Нам знаком этот горный пейзаж.

В сентябре 1943 года Фудзио рекомендовал мне эти места как «спокойный уголок», где можно переждать несколько дней до прихода союзников. Мы последовали его совету. В Уссите мы снова встретили Винтера, Лизелотту, Джиль и Стеллу: немца, польку, англичанку и уроженку Южной Африки — все бывшие интернированные, которых перемирие освободило из лагерей и мест поднадзорного проживания. Никогда еще в этой затерянной деревне и в разбросанных горных хуторах не собиралось столько народу. Германская армия оккупировала всю северную половину полуострова. Итальянская армия разваливалась. Семьи прятали в надежных местах своих мужчин, «способных носить оружие». Около двухсот тысяч бывших интернированных и военнопленных бродили по стране в поисках пристанища. Некоторое время все эти люди играли в конспирацию.
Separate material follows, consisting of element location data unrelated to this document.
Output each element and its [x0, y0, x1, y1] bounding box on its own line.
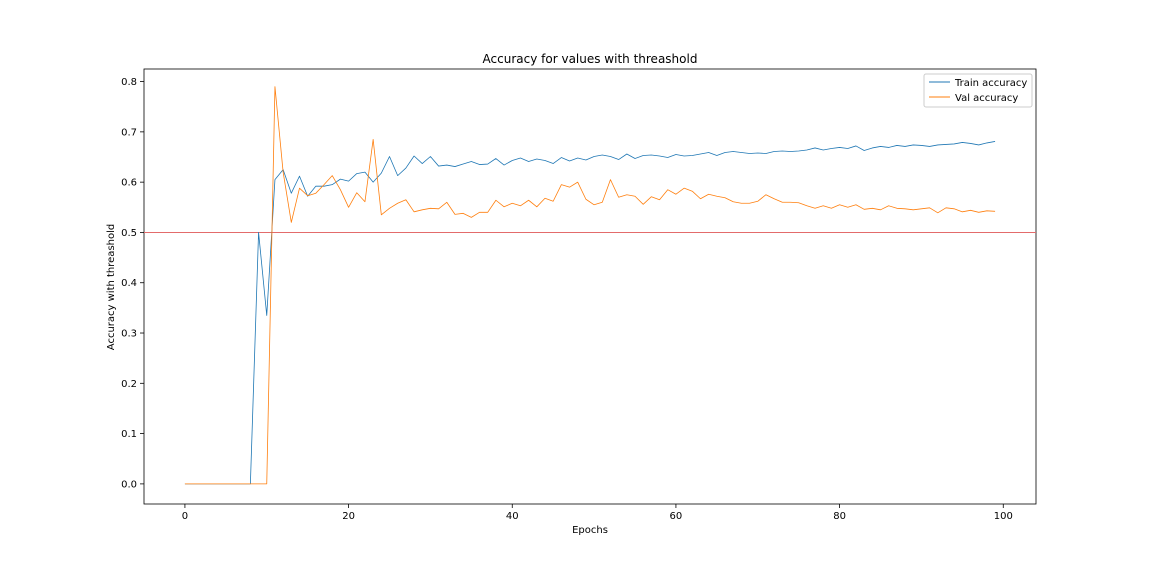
series-layer [184, 86, 996, 485]
series-line-train-accuracy [184, 141, 996, 485]
x-axis: 0 20 40 60 80 100 [182, 504, 1013, 522]
y-tick-label: 0.3 [121, 329, 137, 340]
series-line-val-accuracy [184, 86, 996, 485]
x-axis-label: Epochs [572, 525, 608, 536]
y-tick-label: 0.2 [121, 379, 137, 390]
y-tick-label: 0.5 [121, 228, 137, 239]
x-tick-label: 60 [670, 511, 683, 522]
y-tick-label: 0.0 [121, 479, 137, 490]
y-tick-label: 0.8 [121, 77, 137, 88]
plot-frame [143, 68, 1037, 505]
x-tick-label: 20 [342, 511, 355, 522]
chart-title: Accuracy for values with threashold [483, 52, 698, 66]
x-tick-label: 40 [506, 511, 519, 522]
y-tick-label: 0.4 [121, 278, 137, 289]
x-tick-label: 80 [833, 511, 846, 522]
y-tick-label: 0.7 [121, 127, 137, 138]
x-tick-label: 100 [994, 511, 1013, 522]
legend-label-train-accuracy: Train accuracy [954, 78, 1027, 89]
x-tick-label: 0 [182, 511, 188, 522]
legend-label-val-accuracy: Val accuracy [955, 93, 1018, 104]
y-axis: 0.0 0.1 0.2 0.3 0.4 0.5 0.6 0.7 0.8 [121, 77, 144, 490]
y-tick-label: 0.6 [121, 178, 137, 189]
plot-area [143, 68, 1037, 505]
y-axis-label: Accuracy with threashold [106, 224, 117, 350]
y-tick-label: 0.1 [121, 429, 137, 440]
legend: Train accuracy Val accuracy [923, 73, 1033, 108]
legend-box [923, 73, 1033, 108]
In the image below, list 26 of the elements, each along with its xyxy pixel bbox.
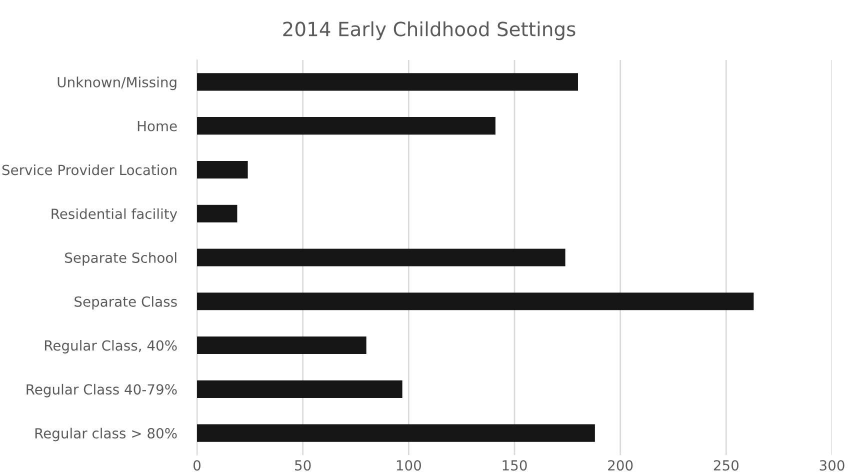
bar: [197, 424, 595, 442]
bar: [197, 380, 402, 398]
bar: [197, 73, 578, 91]
y-tick-label: Separate Class: [74, 296, 177, 310]
x-tick-label: 50: [295, 460, 311, 471]
x-tick-label: 200: [608, 460, 633, 471]
x-tick-label: 0: [193, 460, 200, 471]
y-tick-label: Regular class > 80%: [35, 428, 177, 442]
y-tick-label: Regular Class 40-79%: [26, 384, 177, 398]
y-tick-label: Residential facility: [52, 208, 178, 222]
x-tick-label: 150: [502, 460, 527, 471]
y-tick-label: Separate School: [65, 252, 176, 266]
y-tick-label: Service Provider Location: [2, 164, 176, 176]
bar: [197, 248, 566, 266]
bar: [197, 336, 366, 354]
x-tick-label: 300: [820, 460, 844, 471]
y-tick-label: Home: [138, 120, 177, 132]
bar: [197, 292, 754, 310]
bar: [197, 204, 238, 222]
bar: [197, 160, 248, 178]
chart-title: 2014 Early Childhood Settings: [283, 21, 576, 40]
bar: [197, 117, 496, 135]
x-tick-label: 100: [396, 460, 421, 471]
y-tick-label: Regular Class, 40%: [44, 340, 177, 354]
y-tick-label: Unknown/Missing: [58, 76, 176, 90]
x-tick-label: 250: [714, 460, 738, 471]
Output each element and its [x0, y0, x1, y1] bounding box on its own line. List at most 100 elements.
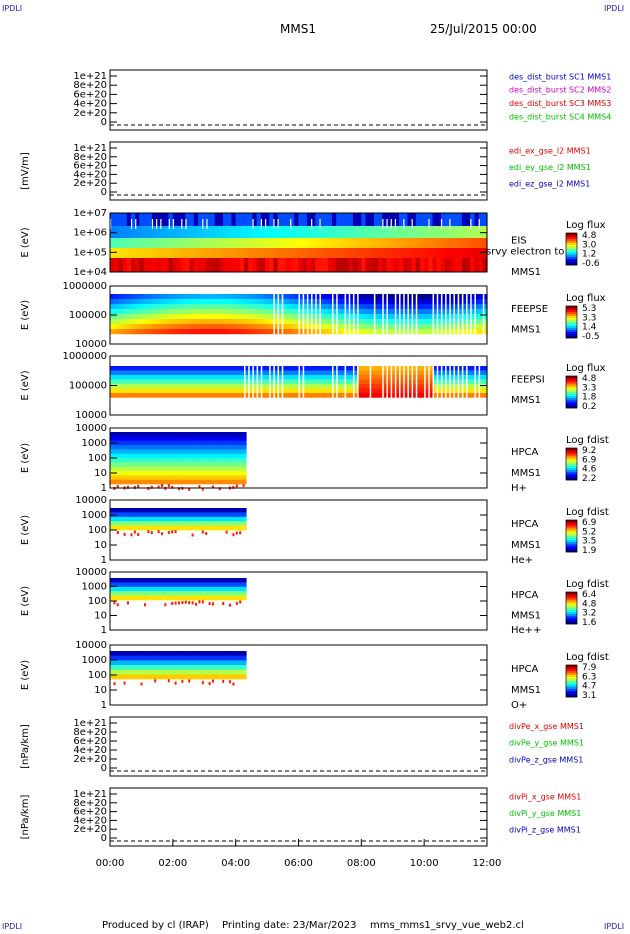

Через неделю мы начали беспокоиться. Союзники, высадившись в Анцио, не продвигались. Увлечение конспирацией прошло. Мы вылезли из домов и, переодетые в итальянцев, толпами бродили по узким улицам, разговаривая на трех языках; а за нами на расстоянии двадцати шагов почти всегда шел озабоченный maresciallo[75] карабинеров Усситы. Долго так продолжаться не могло. Собравшись с духом, я отправился к maresciallo. Разговор был поистине эпическим. Бедняга не знал, как ему быть. У него был циркуляр, который именем новообразованной итальянской республики предписывал властям водворить в лагеря заключения всех врагов народа, выпущенных на волю во исполнение договора о перемирии, подписанного королем-изменником. Я сообразил:

— Давайте предположим, будто вам неизвестно, что мы были интернированы?!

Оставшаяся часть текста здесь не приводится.